A pond hop to stardom

Special to The Times

For British music in America, the times are hard to read.

Superficially, the mid-December U.S. album chart looked encouraging: 13 albums in the Top 100, counting U2 under British Isles. However, most were veterans ranging from Paul McCartney to Phil Collins. Apart from Coldplay, the post-2000 successes -- Craig David, David Gray -- were tailspinning commercially.

Then consider an absent friend: Robbie Williams, British pop's MVP. He's doing great, honestly. But his 2001 album, "Swing When You're Winning," a Sinatra-era celebration recorded in California, was never even released in America. Still, it sold 6 million copies in the other 60% of the world market. His latest, "Escapology," not out in the States until spring, has already shifted a U.K. million and hit No. 1 in 10 other countries.

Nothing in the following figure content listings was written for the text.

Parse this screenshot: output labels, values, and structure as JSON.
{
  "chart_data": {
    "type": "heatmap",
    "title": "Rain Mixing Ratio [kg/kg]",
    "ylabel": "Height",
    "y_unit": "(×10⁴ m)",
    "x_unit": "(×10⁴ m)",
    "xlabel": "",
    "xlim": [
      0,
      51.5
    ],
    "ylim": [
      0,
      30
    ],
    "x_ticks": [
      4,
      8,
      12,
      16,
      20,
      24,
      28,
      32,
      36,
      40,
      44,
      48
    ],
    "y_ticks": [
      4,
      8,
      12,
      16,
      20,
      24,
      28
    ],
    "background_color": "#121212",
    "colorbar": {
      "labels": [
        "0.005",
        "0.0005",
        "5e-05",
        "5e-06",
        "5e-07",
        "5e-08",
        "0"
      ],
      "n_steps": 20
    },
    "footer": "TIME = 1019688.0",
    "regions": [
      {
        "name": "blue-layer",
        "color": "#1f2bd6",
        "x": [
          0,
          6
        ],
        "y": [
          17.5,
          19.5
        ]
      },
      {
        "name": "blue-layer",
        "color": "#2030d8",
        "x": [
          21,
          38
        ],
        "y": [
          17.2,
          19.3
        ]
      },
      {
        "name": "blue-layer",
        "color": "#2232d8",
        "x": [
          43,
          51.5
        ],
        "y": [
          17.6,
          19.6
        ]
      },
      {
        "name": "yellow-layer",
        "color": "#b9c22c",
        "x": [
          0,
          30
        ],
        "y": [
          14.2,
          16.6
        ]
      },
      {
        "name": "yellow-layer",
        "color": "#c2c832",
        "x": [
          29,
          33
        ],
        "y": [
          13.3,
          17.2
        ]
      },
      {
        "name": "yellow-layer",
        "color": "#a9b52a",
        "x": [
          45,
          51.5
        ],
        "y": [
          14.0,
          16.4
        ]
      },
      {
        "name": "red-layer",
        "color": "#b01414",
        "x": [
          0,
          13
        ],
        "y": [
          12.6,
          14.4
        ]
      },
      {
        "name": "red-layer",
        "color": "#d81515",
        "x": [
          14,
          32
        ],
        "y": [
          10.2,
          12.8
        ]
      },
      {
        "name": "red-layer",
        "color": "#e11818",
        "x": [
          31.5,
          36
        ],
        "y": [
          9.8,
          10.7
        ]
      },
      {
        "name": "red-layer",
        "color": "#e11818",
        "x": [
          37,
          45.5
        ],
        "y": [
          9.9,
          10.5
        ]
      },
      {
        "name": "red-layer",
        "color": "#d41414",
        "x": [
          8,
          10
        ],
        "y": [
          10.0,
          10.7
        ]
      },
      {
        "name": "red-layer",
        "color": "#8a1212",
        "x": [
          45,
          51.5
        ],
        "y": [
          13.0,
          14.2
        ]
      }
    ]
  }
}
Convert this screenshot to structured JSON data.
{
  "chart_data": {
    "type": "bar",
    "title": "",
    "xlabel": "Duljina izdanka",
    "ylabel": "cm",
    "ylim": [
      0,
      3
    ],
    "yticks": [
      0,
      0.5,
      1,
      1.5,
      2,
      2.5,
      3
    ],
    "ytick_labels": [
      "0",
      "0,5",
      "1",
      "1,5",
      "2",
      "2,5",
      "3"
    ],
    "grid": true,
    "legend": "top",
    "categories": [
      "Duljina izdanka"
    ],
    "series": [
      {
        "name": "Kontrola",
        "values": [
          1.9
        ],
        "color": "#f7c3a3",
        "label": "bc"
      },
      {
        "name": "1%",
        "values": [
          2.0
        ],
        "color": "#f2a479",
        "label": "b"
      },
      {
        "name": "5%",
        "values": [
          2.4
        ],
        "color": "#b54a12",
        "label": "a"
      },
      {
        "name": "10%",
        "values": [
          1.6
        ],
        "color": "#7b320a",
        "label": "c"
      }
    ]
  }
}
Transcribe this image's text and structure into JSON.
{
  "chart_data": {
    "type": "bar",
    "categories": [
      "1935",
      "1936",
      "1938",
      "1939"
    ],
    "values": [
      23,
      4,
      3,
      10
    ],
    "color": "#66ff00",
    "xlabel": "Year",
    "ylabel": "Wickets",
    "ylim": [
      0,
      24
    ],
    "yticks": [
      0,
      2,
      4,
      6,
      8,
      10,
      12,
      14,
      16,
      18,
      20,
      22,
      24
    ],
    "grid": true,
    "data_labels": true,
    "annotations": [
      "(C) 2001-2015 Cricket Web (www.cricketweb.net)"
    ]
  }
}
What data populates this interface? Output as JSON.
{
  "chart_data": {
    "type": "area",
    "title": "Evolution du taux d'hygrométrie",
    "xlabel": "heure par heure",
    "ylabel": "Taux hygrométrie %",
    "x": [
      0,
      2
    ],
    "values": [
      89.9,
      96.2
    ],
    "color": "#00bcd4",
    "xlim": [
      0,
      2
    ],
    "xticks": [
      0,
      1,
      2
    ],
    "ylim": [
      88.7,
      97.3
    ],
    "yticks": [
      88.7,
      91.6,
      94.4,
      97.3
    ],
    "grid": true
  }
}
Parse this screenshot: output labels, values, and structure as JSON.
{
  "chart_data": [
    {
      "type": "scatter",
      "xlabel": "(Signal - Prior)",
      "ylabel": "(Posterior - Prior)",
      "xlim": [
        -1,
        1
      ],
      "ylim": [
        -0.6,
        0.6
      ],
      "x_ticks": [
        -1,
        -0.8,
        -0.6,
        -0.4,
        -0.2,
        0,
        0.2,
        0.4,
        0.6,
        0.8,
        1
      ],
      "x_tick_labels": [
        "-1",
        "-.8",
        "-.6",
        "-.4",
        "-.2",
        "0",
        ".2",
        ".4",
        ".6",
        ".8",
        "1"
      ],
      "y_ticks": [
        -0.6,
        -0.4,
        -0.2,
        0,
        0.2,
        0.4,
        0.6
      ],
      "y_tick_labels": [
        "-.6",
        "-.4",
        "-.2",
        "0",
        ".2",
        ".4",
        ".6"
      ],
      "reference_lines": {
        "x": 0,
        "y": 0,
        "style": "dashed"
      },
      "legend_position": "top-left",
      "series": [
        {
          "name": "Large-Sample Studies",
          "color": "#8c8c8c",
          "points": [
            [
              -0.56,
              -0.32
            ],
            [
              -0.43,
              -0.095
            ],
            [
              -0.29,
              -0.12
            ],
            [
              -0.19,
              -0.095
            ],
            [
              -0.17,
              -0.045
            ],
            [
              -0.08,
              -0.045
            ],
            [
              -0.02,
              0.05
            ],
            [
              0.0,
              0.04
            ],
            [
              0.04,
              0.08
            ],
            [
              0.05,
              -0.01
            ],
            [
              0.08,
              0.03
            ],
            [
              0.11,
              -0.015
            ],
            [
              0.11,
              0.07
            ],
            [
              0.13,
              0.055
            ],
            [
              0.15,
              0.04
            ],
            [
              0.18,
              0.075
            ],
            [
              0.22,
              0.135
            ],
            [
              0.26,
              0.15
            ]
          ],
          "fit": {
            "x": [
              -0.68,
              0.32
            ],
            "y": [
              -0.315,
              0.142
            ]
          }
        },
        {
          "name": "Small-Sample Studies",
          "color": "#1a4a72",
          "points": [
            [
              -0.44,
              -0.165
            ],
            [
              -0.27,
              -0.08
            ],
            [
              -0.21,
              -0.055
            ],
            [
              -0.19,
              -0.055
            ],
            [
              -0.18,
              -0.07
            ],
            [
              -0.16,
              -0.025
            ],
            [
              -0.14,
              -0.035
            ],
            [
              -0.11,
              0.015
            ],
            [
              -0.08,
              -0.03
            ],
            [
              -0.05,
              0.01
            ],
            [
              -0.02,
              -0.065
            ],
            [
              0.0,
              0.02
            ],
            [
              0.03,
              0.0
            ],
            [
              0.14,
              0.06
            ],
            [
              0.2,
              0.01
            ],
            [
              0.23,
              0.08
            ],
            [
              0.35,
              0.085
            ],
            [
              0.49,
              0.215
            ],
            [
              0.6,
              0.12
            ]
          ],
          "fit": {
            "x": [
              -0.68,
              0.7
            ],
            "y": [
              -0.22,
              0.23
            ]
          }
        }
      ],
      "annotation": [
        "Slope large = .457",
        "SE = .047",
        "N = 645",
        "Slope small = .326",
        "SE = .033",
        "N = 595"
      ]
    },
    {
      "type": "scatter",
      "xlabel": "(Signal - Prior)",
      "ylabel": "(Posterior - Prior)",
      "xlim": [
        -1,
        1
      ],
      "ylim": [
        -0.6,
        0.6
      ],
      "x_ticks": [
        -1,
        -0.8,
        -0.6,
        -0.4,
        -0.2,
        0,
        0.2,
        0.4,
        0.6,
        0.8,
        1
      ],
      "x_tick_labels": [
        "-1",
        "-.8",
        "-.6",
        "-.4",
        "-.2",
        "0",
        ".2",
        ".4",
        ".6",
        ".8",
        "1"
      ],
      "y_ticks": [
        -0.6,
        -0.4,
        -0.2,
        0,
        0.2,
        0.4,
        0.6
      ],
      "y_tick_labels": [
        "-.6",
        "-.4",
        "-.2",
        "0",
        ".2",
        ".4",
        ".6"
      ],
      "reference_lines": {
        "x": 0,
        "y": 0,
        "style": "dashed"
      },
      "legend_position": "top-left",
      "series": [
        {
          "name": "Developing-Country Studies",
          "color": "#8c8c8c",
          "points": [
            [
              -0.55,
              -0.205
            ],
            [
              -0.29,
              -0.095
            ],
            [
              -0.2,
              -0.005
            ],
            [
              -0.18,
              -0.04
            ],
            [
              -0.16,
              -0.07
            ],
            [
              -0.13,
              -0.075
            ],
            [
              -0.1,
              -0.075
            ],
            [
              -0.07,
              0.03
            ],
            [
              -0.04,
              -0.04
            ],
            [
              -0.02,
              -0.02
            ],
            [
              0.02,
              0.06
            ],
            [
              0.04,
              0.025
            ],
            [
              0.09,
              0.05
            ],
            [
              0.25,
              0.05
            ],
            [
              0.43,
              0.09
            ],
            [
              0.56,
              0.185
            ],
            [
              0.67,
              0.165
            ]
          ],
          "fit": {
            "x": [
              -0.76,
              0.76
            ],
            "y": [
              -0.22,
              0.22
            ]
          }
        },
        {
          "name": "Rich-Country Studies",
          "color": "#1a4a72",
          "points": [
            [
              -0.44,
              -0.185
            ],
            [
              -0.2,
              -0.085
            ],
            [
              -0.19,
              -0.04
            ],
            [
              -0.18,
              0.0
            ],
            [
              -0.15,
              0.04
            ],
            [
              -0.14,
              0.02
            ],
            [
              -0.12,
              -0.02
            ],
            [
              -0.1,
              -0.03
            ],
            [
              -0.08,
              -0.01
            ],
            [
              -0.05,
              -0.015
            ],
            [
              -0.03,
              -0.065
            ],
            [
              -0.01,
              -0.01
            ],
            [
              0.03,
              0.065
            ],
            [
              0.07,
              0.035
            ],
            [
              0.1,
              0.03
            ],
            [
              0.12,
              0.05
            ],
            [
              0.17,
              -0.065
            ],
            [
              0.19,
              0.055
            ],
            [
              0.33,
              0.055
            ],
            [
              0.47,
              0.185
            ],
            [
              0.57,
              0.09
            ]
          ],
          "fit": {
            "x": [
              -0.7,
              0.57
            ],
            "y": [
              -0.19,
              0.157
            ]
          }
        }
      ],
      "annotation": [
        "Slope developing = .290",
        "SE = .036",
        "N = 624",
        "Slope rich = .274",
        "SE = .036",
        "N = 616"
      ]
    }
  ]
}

No wonder he currently mood-swings between ingratiating song lyrics -- "God bless you, Uncle Sam," even "I'm moving to L.A." -- and saying, "I'm not interested in breaking America -- it's too much hard work."

Here's the rub. Williams can make do without America. But, long term, his record company, EMI, and the rest of the British music industry probably can't.

More indicative of new Brit-think is a young band, the Music, tipped by this column last year and signed to EMI's U.S. wing, Capitol. A potent Led Zeppelin-meets-Chemical Brothers crossover, the band sees America as "the ultimate challenge."

The band's manager, Tim Vigon, stresses the Music's commitment: "We plan to play a hundred shows annually in the USA for five years." Proving honorable intent, after its self-titled debut album's release on Feb. 25, the band has about 40 gigs through May, including Coldplay support spots. That is, indeed, the spirit.

But here's another twist. While the Music feels its domestic success -- good live reputation, No. 4 album -- will mean nothing across the Atlantic, bands from other nations are more than ever using the U.K. as a launchpad for their American campaigns.

Inspired by your very own Strokes and White Stripes, Sweden's Hives and Australia's Vines, leapfrog contenders in 2003 include Boston's Cave In, New Zealand's Datsuns and Denmark's Raveonettes.

No wonder U.K. label associations BPI and AIM (representing independent labels) are itching for the British music "embassy" in New York to open its doors ASAP.

Despite it all, this column's annual Brit tips make up enthusiastic recommendations for diverse and alluring talents:

The Libertines: Punchy punk pop; album "Up the Bracket," produced by the Clash's Mick Jones, out in March; playing L.A. at Spaceland on Jan. 23 and the Viper Room on Jan. 24.

The Streets: A.k.a. Mike Skinner; Cockney rap-u-like album "Original Pirate Material" -- a critics' favorite.

Sugababes: The acceptable face of girl-group pop.

The Thrills: L.A.-based Irish Beach Boys fans' truly thrilling sounds, debut album maybe May.

Robbie Williams: This time, let him entertain you.


Phil Sutcliffe is a London-based writer and a contributing editor to Q magazine.